Many thought Cochrane’s actions in E7 in the Sea of Marmora during 1914 and 1915 were deserving of a VC and this medal set plus some of the other artefacts are now in a new display at the Museum.
The aristocratic Cochrane family has had a long connection with the Royal Navy and Admiral Thomas Cochrane 10th Earl of Dundonald, (1775 –1860)* is reputed to have been the inspiration for Patrick O’Brian’s famous fictional naval hero Captain Jack Aubrey and C.S Forester’s Horatio Hornblower.

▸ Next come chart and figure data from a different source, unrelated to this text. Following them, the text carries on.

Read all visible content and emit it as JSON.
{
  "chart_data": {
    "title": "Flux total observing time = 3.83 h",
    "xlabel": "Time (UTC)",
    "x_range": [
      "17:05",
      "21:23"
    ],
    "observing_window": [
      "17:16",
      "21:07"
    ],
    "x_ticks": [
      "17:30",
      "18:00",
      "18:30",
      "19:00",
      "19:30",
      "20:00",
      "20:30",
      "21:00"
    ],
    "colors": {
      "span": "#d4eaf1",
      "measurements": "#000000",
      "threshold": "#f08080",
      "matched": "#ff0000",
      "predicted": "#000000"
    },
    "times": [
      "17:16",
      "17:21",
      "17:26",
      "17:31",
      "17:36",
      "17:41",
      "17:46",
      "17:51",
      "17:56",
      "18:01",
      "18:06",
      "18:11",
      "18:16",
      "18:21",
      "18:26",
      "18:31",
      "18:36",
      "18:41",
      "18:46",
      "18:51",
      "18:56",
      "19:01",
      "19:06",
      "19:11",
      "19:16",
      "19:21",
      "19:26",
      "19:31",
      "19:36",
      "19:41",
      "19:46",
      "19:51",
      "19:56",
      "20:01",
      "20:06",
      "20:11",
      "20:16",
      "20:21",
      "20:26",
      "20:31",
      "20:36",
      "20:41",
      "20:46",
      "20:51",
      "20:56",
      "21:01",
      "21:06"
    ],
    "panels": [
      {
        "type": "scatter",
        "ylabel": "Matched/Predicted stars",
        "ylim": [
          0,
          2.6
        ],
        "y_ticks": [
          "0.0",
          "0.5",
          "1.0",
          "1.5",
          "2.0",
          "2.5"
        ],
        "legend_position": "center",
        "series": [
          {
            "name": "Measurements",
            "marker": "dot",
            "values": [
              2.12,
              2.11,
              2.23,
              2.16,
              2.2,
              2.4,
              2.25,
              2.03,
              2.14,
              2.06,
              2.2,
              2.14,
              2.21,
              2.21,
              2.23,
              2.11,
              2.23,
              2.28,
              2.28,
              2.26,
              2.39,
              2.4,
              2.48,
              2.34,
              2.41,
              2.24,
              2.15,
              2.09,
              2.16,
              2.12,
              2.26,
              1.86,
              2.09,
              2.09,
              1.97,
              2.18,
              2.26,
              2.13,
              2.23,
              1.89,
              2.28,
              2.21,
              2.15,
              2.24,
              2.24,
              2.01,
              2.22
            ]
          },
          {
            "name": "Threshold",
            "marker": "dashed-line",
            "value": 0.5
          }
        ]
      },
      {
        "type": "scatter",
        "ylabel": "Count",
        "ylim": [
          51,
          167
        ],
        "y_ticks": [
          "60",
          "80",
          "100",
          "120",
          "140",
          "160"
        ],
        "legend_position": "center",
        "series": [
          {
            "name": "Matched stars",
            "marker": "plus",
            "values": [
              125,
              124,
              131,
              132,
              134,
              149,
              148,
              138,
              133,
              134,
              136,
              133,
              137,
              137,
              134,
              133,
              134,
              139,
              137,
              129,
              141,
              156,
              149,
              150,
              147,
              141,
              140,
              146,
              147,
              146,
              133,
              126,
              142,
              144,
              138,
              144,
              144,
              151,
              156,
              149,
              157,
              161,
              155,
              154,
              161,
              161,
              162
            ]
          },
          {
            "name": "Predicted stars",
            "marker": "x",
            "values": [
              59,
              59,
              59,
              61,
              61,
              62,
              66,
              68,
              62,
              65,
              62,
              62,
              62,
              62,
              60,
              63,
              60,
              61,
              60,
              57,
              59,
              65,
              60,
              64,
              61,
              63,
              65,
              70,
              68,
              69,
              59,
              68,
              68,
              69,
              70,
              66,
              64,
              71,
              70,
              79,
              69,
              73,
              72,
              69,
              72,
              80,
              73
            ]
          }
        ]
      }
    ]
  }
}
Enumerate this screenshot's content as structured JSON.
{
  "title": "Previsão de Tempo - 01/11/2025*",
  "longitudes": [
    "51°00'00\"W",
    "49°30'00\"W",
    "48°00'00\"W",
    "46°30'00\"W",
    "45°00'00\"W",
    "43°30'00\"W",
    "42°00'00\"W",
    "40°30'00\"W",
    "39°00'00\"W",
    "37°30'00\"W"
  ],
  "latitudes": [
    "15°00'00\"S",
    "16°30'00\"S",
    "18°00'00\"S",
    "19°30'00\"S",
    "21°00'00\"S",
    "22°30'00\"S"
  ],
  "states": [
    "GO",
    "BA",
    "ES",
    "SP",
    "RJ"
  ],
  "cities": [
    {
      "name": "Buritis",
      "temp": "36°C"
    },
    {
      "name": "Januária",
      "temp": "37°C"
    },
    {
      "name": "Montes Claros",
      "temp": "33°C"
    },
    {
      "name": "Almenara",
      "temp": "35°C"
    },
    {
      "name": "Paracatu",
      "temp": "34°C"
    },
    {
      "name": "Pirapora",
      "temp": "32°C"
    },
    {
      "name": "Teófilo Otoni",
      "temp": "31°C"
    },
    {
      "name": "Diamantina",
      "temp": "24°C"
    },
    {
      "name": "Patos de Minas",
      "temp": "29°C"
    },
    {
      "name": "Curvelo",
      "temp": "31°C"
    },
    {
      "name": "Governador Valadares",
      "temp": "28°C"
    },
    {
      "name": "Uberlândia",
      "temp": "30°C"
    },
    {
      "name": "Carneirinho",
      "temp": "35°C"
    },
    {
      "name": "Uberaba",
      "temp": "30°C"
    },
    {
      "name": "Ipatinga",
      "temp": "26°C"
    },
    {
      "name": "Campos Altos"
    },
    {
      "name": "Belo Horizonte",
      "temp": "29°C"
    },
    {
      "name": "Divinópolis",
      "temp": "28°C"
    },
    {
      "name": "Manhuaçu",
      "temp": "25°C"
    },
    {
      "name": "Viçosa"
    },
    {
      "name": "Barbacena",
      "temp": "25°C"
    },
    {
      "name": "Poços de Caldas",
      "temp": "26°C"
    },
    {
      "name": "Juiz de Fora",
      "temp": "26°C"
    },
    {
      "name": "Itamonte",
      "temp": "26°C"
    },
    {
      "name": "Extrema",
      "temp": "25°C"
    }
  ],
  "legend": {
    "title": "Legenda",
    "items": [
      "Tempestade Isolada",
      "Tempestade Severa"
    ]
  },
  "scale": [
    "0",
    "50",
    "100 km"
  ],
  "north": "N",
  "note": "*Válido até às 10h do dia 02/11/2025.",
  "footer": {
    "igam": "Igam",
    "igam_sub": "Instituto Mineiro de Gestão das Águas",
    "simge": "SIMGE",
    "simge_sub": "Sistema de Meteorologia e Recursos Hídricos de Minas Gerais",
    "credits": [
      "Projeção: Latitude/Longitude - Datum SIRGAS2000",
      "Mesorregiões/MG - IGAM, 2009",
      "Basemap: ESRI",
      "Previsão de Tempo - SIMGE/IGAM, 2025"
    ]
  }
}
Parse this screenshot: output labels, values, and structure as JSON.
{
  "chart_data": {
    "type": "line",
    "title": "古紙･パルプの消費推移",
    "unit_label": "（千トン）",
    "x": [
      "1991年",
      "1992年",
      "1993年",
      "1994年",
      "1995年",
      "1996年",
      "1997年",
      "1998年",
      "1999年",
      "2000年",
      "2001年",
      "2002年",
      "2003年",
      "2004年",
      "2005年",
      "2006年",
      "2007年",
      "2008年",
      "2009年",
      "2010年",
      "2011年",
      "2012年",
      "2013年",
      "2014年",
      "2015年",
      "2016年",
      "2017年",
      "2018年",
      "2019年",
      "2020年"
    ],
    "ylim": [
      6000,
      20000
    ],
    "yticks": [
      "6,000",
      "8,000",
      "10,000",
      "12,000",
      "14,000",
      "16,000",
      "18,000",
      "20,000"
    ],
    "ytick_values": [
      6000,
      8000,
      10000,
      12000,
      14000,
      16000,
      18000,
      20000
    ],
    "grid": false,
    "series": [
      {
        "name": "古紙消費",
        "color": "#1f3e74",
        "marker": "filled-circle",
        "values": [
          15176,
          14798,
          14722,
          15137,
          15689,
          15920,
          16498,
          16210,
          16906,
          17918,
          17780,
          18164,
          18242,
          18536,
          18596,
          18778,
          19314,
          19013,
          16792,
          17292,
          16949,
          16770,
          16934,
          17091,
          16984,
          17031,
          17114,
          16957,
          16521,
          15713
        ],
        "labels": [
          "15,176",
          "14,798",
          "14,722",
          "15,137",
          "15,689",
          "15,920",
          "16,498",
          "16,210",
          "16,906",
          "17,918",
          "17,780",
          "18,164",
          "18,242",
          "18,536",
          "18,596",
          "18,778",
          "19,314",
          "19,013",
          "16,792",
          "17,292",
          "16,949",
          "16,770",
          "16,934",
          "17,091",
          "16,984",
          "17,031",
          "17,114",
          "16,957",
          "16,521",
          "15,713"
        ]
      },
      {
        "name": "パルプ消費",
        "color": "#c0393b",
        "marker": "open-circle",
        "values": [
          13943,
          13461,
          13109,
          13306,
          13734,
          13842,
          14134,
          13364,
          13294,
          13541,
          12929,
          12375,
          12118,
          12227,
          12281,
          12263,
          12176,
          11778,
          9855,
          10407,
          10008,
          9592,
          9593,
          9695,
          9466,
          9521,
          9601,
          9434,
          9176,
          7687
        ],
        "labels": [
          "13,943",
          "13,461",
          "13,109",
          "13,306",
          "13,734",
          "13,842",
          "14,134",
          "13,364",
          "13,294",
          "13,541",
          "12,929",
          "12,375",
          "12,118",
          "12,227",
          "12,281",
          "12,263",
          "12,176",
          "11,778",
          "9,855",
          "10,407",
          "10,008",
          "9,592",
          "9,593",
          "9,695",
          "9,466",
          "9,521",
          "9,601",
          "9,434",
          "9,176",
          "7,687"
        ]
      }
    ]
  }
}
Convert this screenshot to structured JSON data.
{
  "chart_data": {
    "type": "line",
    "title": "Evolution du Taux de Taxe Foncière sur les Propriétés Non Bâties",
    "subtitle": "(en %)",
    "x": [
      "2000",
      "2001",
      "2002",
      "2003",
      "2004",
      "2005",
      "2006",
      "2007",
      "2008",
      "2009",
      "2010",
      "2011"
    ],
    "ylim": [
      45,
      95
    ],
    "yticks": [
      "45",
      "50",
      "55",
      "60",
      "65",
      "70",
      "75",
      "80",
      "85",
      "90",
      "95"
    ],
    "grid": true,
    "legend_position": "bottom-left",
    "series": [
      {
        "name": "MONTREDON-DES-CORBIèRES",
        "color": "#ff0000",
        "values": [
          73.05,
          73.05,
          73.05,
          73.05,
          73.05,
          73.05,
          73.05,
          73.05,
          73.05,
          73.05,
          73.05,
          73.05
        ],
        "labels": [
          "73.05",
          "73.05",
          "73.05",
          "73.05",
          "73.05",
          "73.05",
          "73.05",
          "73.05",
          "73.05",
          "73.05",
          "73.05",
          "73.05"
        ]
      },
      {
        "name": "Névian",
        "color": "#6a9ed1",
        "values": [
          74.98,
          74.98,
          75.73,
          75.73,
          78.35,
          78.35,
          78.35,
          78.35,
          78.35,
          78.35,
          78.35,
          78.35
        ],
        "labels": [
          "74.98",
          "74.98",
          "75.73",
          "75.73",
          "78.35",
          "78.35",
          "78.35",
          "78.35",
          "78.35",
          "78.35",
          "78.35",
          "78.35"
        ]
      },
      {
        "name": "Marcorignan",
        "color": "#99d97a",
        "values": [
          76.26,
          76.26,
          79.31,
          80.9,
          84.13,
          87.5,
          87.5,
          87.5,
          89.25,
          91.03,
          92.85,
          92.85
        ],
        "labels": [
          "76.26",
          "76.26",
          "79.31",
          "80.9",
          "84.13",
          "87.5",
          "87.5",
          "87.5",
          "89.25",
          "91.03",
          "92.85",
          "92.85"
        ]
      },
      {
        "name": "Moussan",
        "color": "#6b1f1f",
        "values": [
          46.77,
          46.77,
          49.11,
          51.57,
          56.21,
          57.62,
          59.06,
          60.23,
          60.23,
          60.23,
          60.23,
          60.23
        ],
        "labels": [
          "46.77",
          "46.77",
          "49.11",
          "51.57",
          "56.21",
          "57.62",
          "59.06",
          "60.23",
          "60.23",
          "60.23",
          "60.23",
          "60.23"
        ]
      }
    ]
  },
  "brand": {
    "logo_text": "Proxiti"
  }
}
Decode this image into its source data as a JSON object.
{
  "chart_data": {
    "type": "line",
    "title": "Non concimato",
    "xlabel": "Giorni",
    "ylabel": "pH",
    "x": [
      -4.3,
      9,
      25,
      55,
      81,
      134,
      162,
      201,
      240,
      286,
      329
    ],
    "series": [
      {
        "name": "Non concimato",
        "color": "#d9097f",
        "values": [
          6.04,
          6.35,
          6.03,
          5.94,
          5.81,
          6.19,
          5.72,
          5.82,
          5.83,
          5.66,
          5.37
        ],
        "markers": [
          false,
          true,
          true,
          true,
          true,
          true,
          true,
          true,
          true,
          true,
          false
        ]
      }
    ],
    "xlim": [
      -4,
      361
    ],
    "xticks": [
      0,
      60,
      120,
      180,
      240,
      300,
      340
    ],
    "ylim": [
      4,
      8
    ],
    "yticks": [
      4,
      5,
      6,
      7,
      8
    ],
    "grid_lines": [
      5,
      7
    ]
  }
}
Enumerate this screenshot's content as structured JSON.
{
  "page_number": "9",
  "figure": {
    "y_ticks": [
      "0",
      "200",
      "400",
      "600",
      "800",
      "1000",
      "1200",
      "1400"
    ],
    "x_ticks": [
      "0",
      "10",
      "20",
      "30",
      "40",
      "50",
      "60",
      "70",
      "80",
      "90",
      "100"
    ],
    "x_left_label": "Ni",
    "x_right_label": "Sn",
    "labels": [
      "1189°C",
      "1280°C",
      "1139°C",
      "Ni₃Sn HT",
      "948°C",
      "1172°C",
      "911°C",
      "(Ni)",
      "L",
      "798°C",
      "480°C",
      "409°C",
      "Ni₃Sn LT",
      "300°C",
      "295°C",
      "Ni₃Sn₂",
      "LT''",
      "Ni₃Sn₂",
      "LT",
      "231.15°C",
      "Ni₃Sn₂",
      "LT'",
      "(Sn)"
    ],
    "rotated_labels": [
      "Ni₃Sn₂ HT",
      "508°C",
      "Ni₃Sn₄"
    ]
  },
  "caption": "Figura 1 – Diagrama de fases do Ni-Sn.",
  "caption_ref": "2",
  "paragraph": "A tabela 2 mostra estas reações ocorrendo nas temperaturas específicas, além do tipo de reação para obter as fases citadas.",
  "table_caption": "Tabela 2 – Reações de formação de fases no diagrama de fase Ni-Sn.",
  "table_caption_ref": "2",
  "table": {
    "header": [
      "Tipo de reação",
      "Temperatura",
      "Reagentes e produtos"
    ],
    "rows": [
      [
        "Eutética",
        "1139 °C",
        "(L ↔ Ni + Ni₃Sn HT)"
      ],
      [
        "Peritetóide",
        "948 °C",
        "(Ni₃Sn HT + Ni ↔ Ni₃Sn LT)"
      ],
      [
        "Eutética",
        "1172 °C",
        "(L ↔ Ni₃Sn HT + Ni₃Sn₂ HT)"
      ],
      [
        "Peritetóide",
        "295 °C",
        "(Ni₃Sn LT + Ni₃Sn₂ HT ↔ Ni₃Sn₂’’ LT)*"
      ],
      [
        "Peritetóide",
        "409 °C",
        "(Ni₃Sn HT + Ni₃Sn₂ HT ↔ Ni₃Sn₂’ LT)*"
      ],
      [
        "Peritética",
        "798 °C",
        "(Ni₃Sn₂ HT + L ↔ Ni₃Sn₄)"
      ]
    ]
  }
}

The National Museum of the Royal Navy is already the custodian of a large collection of this notable military family’s papers so it was with great excitement that the museum was able to acquire the gallantry medals of WWI submarine hero Captain Sir Archibald Douglas Cochrane (1885–1958), purchased with financial assistance from the Friends of the Royal Navy Submarine Museum.
Archibald Douglas Cochrane had joined the Royal Navy in 1901 and served for many years in command of submarines winning the Distinguished Service Order. In 1915 his submarine HMS E7 was scuttled after being caught in defensive nets during the Dardanelles campaign. Cochrane and his crew were taken prisoner by the Turks. E7 had been returning from a successful patrol in the Sea of Marmara, having sunk 13 ships and damaged many more, when the submarine became entangled in defensive nets near Nagara Point. Several mines that formed part of the net had been detonated when a German submarine captain von Heimburg, dropped a sinker mine right on top of E7. The detonation of this charge persuaded Cochrane to surface E7 and try to save his crew who then came under shellfire from the Ottoman shore batteries.
After several years in a remote Prisoner of War camp, Cochrane was among a group of Officers who made a successful daring escape for which he was awarded a Bar to his DSO. Their exploits were later revealed in the book “Four-Fifty Miles to Freedom” published in 1919.